C’est mon père qui avait raison à Hama ; le massacre nous a assuré la stabilité pour une génération. » Ces propos tenus devant des proches par Bachar Al-Assad, à quelques semaines du début de la révolution syrienne en mars 2011, résument la conviction profonde qui anime depuis cinq ans le despote de Damas dans sa répression sanglante à l’origine d’une guerre civile devenue crise régionale.
Hama, ville sacrifiée par Hafez Al-Assad, le père de l’actuel président, pour sceller dans le sang la stabilité de son règne : on estime les victimes à plus de 20 000, sans doute près du double, bilan macabre d’un « nettoyage » maison par maison, tandis qu’un tiers de la ville a été rasé à la dynamite dans le seul but d’envoyer un message au reste de la Syrie et que personne ne puisse oublier le mois de février 1982.
A l’heure où la menace terroriste et la pire crise des réfugiés depuis la seconde guerre mondiale font ressentir leurs effets à travers l’Europe, beaucoup aimeraient voir dans les négociations entre le régime et l’opposition syrienne, censées débuter cette semaine à Genève sous l’égide des Nations unies, la consécration des efforts diplomatiques pour une résolution du conflit en Syrie.

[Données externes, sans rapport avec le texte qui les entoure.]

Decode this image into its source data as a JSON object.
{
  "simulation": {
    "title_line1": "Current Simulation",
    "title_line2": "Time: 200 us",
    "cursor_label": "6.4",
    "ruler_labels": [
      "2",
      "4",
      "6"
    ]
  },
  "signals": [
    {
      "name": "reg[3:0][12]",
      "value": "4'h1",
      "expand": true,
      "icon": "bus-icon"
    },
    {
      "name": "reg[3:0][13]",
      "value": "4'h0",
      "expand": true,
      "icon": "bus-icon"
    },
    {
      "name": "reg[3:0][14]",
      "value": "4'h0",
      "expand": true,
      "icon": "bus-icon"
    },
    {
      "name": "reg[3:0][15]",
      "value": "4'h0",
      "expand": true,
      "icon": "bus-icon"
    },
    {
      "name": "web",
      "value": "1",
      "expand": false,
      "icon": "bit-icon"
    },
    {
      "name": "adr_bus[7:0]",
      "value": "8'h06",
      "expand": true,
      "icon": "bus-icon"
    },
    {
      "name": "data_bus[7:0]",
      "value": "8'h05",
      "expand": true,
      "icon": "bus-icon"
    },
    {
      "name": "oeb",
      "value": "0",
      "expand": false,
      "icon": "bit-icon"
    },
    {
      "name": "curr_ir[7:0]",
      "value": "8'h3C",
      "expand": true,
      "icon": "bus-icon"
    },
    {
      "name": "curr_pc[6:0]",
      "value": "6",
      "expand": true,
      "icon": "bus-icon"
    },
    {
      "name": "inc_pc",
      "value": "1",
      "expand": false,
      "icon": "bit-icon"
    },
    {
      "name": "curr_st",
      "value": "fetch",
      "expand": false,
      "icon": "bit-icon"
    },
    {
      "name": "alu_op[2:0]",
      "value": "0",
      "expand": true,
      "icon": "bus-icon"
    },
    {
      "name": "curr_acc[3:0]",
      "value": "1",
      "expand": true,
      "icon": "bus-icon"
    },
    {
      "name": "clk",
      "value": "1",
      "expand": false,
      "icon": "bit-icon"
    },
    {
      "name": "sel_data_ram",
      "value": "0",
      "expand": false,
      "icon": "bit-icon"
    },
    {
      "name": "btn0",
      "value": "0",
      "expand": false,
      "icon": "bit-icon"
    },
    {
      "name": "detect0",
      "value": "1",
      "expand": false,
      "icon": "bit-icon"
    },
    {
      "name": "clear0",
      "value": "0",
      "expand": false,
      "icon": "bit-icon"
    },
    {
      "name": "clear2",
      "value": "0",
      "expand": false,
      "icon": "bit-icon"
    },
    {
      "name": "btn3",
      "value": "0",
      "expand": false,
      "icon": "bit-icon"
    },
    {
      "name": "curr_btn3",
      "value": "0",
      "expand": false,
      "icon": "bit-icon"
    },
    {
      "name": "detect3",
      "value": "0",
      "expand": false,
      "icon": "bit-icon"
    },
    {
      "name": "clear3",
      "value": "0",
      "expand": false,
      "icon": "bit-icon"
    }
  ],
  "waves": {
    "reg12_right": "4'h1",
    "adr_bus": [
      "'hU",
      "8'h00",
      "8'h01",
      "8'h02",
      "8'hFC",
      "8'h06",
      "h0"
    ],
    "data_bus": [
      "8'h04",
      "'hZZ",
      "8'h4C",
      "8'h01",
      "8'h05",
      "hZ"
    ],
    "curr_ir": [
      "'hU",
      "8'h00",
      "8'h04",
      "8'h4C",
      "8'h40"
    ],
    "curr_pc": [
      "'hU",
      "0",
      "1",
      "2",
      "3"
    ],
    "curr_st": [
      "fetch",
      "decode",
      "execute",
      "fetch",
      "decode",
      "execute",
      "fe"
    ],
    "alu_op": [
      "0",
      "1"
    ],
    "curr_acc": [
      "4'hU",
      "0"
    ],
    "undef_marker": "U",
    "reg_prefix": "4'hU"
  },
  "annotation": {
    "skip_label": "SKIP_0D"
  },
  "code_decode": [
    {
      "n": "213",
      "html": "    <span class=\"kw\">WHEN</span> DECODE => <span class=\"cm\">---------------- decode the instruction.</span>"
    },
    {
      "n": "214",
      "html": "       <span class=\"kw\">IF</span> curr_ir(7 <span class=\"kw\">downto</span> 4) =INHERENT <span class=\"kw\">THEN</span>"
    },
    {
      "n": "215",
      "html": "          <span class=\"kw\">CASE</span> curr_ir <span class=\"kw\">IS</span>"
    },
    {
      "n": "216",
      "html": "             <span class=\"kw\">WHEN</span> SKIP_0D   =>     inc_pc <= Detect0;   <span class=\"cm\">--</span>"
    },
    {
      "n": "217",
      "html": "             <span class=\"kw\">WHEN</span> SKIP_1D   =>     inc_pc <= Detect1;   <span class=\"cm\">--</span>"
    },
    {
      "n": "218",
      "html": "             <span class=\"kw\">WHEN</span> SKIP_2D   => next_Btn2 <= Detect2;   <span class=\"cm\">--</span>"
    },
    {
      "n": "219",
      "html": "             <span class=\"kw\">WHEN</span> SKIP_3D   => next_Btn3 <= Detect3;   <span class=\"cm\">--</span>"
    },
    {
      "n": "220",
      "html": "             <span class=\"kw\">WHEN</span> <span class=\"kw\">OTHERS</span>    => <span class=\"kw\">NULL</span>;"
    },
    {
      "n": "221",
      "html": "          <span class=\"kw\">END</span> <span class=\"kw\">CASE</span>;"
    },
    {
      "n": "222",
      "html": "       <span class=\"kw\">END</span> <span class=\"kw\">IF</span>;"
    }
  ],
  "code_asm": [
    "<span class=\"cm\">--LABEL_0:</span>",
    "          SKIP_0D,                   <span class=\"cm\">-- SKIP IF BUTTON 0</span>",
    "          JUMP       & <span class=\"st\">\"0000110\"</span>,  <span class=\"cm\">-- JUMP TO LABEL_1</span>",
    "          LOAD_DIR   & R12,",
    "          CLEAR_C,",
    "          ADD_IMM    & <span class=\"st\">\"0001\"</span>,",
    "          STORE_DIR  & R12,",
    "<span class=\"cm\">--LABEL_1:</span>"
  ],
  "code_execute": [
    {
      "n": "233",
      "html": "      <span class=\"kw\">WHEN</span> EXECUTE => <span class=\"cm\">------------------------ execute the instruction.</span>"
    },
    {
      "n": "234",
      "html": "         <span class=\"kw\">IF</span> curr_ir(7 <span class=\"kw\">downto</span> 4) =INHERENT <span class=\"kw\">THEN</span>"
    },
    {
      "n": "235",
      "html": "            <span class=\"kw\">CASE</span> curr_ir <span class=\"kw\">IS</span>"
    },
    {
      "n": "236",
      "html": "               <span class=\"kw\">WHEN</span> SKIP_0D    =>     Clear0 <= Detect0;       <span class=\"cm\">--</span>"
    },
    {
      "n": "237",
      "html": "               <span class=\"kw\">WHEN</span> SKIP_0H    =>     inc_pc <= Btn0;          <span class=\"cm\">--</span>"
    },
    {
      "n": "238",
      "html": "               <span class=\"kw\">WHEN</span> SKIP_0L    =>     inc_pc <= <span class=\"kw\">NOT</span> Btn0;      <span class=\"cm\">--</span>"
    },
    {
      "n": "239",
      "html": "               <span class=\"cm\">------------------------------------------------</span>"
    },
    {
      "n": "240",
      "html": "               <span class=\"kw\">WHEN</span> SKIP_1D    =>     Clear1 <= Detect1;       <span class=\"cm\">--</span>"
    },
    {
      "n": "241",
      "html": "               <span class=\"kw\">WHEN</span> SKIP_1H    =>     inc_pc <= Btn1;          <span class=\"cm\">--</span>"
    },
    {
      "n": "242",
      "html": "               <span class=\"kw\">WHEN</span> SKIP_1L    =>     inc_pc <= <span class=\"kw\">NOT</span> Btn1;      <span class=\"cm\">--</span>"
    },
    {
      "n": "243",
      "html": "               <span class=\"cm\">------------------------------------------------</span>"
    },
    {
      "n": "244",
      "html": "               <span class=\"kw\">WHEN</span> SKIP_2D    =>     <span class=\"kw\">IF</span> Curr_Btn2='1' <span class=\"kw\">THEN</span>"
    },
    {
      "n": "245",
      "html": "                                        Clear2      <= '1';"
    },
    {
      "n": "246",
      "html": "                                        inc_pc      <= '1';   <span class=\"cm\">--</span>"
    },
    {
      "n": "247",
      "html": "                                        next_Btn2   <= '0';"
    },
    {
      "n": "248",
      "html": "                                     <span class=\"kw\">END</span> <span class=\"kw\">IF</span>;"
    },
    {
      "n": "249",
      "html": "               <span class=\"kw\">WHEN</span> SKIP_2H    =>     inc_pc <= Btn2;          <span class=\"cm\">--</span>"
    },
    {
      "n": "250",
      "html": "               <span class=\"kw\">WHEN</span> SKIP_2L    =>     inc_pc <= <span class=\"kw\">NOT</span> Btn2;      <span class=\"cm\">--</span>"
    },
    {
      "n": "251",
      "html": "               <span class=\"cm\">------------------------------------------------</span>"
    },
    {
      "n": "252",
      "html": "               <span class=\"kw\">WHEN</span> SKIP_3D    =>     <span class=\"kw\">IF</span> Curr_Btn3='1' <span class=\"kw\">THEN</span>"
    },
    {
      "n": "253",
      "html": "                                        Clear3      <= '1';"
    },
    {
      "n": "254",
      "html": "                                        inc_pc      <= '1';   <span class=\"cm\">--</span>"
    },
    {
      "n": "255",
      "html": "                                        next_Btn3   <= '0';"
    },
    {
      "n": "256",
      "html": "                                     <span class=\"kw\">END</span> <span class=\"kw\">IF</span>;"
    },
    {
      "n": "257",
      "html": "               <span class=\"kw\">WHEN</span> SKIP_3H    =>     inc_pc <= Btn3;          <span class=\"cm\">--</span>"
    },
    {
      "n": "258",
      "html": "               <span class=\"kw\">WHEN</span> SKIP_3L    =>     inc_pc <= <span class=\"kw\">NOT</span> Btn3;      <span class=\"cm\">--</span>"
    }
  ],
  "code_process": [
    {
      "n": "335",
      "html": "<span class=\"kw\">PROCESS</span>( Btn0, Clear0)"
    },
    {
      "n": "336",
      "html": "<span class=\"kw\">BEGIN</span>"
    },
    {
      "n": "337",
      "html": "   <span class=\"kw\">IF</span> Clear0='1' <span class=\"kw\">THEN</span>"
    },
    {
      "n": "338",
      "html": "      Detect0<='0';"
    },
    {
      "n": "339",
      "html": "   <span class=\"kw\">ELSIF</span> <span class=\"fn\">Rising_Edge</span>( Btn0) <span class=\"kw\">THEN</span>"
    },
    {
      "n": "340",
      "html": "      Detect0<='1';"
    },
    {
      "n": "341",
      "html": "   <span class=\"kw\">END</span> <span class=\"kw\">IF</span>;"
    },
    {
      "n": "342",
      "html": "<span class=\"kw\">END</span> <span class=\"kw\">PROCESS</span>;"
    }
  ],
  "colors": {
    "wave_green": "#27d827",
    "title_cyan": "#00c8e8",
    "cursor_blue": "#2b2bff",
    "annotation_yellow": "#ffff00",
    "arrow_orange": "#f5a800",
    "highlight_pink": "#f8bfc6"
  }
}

Aussi nécessaire que soit une solution politique après plus de 250 000 morts et le déplacement de plus de la moitié de la population, ces négociations sont pourtant vouées à l’échec, à moins que la communauté internationale ne prenne les mesures qui s’imposent pour protéger les civils.
Changer la donne
Le temps joue en la faveur de Bachar Al-Assad et la participation de Damas aux pourparlers n’est qu’une façade en attendant que la peur de Daech et de l’afflux de réfugiés finisse de consumer la détermination politique des gouvernements appelant à son départ. Assad peut aussi compter sur l’effritement probable d’une opposition divisée, pressée de toutes parts de prendre le risque de perdre sa légitimité populaire en venant négocier avec ceux-là mêmes qui continuent de bombarder et d’affamer les civils vivant dans les zones rebelles à travers le pays. Il n’aurait alors plus qu’à affirmer qu’il n’a pas de partenaire pour la paix, un refrain bien trop entendu au Moyen-Orient.
La Russie, enfin, allié stratégique et désormais militaire du régime, maintient son refus d’une réelle transition politique en Syrie, masquant en réalité son impuissance à imposer un départ consenti à un Bachar Al-Assad qui n’entend se laisser dicter son destin par personne.
Il n’est peut-être pas trop tard pour changer la donne et faire des négociations intersyriennes, prévues pour le 29 janvier, un tremplin pour la paix et la protection des civils. La France, qui a démontré son savoir-faire diplomatique lors de la COP21, a aujourd’hui la possibilité de prendre Damas à son propre jeu pour lui forcer la main en vue de la levée des sièges et la fin des bombardements contre les civils, sans lesquelles l’opposition ne saurait accepter de déposer les armes pour former un gouvernement de transition avec des éléments du régime.
97 % des zones assiégées par le régime
A l’heure où certaines voix s’élèvent pour dire qu’il faut taire les sujets de discorde pour ne pas mettre en danger les négociations, la France devrait au contraire poursuivre et amplifier ses efforts pour exiger que toutes les parties mettent immédiatement fin aux sièges et aux attaques contre les civils, conformément au droit international et aux nombreuses résolutions du Conseil de sécurité restées lettres mortes.
D’après les données de l’observatoire des sièges, Siege Watch, une initiative de l’ONG PAX et du Syria Institute, un million de Syriens vivent aujourd’hui sous siège, et 97 % des zones assiégées le sont par le régime. Madaya n’est qu’un des nombreux exemples de ville assiégée où l’armée syrienne a recours à la faim comme arme de guerre, et où les civils continuent de subir chaque jour les bombardements menés par Damas.
La responsabilité de Bachar Al-Assad dans ces actes barbares est primordiale, et la France a le pouvoir de rappeler au monde qu’il ne tient qu’à lui de prouver son sérieux à la table des négociations en mettant immédiatement fin aux sièges et aux attaques contre les civils. Dans le cas contraire, la France devrait parachuter de l’aide alimentaire pour sauver de la faim les Syriens pris au piège dans les zones assiégées avant qu’il ne soit trop tard.